Team Promotion Focus and Subordinate Deviance: A Prediction Using Leader Humility, Follower Attachment Style, and Organization Centralization
School of Education
Doctor of Philosophy in Education (PhD)
leader humility, organizational centralization, follower attachment styles, subordinate deviance, team promotion focus
Huggins, Michael Wayne, "Team Promotion Focus and Subordinate Deviance: A Prediction Using Leader Humility, Follower Attachment Style, and Organization Centralization" (2023). Doctoral Dissertations and Projects. 4122.
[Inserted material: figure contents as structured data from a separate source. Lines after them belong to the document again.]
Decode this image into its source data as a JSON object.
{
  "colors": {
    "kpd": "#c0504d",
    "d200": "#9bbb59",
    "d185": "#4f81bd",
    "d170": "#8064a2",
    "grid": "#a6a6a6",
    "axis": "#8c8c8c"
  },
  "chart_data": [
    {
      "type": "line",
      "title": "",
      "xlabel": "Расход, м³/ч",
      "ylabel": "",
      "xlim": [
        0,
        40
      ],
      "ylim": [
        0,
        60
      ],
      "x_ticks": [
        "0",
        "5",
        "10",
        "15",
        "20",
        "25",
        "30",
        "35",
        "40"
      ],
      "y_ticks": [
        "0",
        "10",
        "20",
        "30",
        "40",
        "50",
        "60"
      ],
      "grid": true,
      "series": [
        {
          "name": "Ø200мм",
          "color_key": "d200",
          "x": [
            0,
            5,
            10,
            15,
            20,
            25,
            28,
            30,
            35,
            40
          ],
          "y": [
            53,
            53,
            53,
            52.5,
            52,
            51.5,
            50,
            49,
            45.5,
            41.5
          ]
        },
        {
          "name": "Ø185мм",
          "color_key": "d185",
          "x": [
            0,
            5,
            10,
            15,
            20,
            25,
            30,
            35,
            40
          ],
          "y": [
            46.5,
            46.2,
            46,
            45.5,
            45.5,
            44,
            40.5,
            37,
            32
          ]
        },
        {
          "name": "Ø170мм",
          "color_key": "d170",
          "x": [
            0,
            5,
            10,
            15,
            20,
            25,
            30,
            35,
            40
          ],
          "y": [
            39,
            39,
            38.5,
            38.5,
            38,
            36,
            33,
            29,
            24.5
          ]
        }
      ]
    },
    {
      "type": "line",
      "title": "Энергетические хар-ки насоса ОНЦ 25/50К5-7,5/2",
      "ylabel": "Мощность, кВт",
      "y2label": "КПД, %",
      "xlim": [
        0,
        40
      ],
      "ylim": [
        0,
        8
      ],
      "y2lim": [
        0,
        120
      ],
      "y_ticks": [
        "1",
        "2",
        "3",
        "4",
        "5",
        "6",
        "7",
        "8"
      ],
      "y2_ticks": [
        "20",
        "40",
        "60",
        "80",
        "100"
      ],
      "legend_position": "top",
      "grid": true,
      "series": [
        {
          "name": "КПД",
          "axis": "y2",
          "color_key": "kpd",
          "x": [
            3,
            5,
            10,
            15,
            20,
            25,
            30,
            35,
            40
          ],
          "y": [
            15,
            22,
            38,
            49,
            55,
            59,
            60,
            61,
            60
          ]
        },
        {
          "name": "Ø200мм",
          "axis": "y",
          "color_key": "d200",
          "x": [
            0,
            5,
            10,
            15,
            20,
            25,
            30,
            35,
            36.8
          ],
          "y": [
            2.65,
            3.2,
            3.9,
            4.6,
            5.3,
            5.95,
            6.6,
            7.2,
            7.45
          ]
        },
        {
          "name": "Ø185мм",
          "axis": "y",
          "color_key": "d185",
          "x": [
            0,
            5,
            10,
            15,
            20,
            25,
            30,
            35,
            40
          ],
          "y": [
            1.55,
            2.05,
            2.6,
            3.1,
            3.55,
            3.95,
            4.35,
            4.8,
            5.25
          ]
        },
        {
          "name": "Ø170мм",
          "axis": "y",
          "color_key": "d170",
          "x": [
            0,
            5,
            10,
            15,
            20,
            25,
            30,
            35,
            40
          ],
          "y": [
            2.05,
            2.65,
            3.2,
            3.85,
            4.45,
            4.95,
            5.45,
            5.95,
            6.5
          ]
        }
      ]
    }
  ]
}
The purpose of this study is to assess how accurately leader humility, organizational centralization, and follower attachment styles (secure, anxious, avoidant) predict positive and negative team performance. Quantitative research on leader humility has only been in existence for 20 years. The research design is a non-experimental, quantitative, predictive correlational design to determine the relationship, strength, and direction of the relationship between the predictor variables and the criterion variables (team promotion focus and subordinate deviance). The sample includes 93 followers in a one-year old leader-follower dyad employed in the United States. A 9-item scale was used to measure leader humility, a 4-item scale was used to measure team promotion focus, a self-report questionnaire was used to measure attachment style, a 10-item scale was used to measure subordinate deviance, and a 5-item scale was used to measure centralization. Data were collected through a survey emailed to participants. A multiple regression analysis was conducted. The combination of the predictor variables accurately predicted team promotion focus and subordinate deviance, and the results were statistically significant. The conclusion is that leader humility and organizational provides the most signal predicting team promotion focus, and anxious attachment style provides the most signal predicting subordinate deviance. Recommendations for future research include researching other team performance outcomes, tighter geographic boundaries, and use a different attachment style instrument.